Throughout his career, Brown contributed essays and articles for Afterimage, Apuntes, Asymptote, The Best American Essays 2021, The Brooklyn Rail, The Chattahoochee Review, The Delaware Review of Latin American Studies, eXchanges, Fiction International, Georgia Review, Hayden's Ferry Review, The Kansas City Star, Mayday, Metamorphoses, The Nation, Rain Taxi, Salmagundi, Two Lines, Washington Post, etc.

==Personal==
===Current family life===
Brown lived in New York for 22 years, from 1985 to 2007, during which time he married and had a son. Brown returned to California in 2007, and currently lives in San Diego.

===Family history===
Brown's career and writing were influenced by his family history. His father, John Brown, was a writer and running back with the late 1950s Iowa Hawkeyes football team who played in the 1959 Rose Bowl. In the mid-1960s, John Brown was acquainted with writers William S. Burroughs, Ted Joans, and other writers of the Beat Generation. Brown's mother, Duan Nimmons, was born (1940) in New York City, where her family had been active in the Harlem Renaissance of the 1920s and early 1930s. His maternal great-grandmother was Ida Mae Roberson (later, Ida Cullen-Cooper), widow of Harlem Renaissance poet Countee Cullen.

==Partial bibliography==
===Biographies===
- Brown, Kevin (1995). "Romare Bearden"
- Brown, Kevin (1995). "Malcolm X : his life and legacy"

===Contributing editor===
- "The New York Public Library African American desk reference" (1999)

===Selected essays, articles & reviews===
- "The Soul and the Dance" (On Carlos Saura). The Threepenny Review, Volume 18. (Summer 1984) pages 20–22.
- "The Epistles of James". (On James Baldwin) The Threepenny Review, Volume 19. (Autumn 1984), pages 6–8.
- "Woolf diary, Sackville-West letters shed a new light on both women's lives" (On Virginia Woolf) Oakland Tribune, (April 10, 1984), D4
- "Images of the Spirit". (On Graciela Iturbide) Afterimage, Volume 34.6 (May/June 2007), pages 33–34.
- "After the Renaissance: The Life of W.E.B. Du Bois". (On W. E. B. Du Bois) The Nation, (11 December 2000), pages 52–57.
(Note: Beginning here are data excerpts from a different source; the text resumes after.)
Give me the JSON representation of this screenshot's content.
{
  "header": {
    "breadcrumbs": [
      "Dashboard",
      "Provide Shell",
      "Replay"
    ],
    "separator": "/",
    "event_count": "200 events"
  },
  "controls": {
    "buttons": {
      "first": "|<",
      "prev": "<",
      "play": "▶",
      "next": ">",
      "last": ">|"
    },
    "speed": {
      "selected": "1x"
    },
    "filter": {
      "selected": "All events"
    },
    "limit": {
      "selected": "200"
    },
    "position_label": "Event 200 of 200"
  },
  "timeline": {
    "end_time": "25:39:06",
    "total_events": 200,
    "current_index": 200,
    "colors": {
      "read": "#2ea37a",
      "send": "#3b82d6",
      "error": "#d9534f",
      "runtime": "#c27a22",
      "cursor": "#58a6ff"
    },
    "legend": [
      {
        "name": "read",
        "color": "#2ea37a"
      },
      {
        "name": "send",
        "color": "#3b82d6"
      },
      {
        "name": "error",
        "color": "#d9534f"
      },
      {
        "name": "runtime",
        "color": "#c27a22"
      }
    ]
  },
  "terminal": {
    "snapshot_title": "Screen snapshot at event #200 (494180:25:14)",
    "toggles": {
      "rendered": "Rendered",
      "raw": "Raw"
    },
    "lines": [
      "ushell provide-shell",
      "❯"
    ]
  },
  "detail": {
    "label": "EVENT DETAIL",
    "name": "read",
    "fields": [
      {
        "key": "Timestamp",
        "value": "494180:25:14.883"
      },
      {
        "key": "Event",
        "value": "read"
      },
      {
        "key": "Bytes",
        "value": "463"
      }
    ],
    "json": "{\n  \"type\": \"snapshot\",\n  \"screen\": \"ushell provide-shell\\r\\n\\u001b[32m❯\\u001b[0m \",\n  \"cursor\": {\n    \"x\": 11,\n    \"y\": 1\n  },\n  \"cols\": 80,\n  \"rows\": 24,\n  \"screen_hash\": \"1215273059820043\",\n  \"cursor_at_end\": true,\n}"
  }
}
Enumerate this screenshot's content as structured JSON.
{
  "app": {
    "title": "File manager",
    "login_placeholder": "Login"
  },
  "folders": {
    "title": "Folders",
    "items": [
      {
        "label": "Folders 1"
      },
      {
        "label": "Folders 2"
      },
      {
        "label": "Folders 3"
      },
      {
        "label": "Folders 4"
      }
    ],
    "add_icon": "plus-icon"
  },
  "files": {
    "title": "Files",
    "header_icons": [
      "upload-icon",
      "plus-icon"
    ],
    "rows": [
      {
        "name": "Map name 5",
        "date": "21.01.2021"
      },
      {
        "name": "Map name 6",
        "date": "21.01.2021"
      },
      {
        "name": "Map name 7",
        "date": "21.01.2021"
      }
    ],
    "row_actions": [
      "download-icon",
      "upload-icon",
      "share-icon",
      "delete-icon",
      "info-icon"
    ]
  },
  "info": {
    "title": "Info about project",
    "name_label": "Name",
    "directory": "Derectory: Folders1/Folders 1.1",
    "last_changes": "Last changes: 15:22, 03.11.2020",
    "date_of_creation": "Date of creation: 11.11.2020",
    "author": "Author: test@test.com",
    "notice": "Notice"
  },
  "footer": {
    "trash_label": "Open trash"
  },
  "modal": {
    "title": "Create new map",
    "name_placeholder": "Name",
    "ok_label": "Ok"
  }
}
===Selected translations===
- Virginia Woolf, "Reviewing" (1939). eXchanges: a Journal of Literary Translation ("Saints and Sinners" Issue, Winter 2006)
- Utah State University Digital Library, "Latino/a Voices Project": Ana Cecilia Barragán interview July 27, 2007.
- Utah State University Digital Library, "Latino/a Voices Project": Jorge Rodas interview July 13, 2007.
- Bartolomé, Herman Efraín (2014). "Ocosingo war diary : voices from Chiapas"

===As interviewer===
- "Gregory Rabassa: An Interview". Delaware Review of Latin American Studies, Volume 7 Number 2 December 30, 2006.

===As interviewee===
- "Blueprint for Writing: An Interview with Kevin Brown". Harlem Arts Journal, Spring 2000.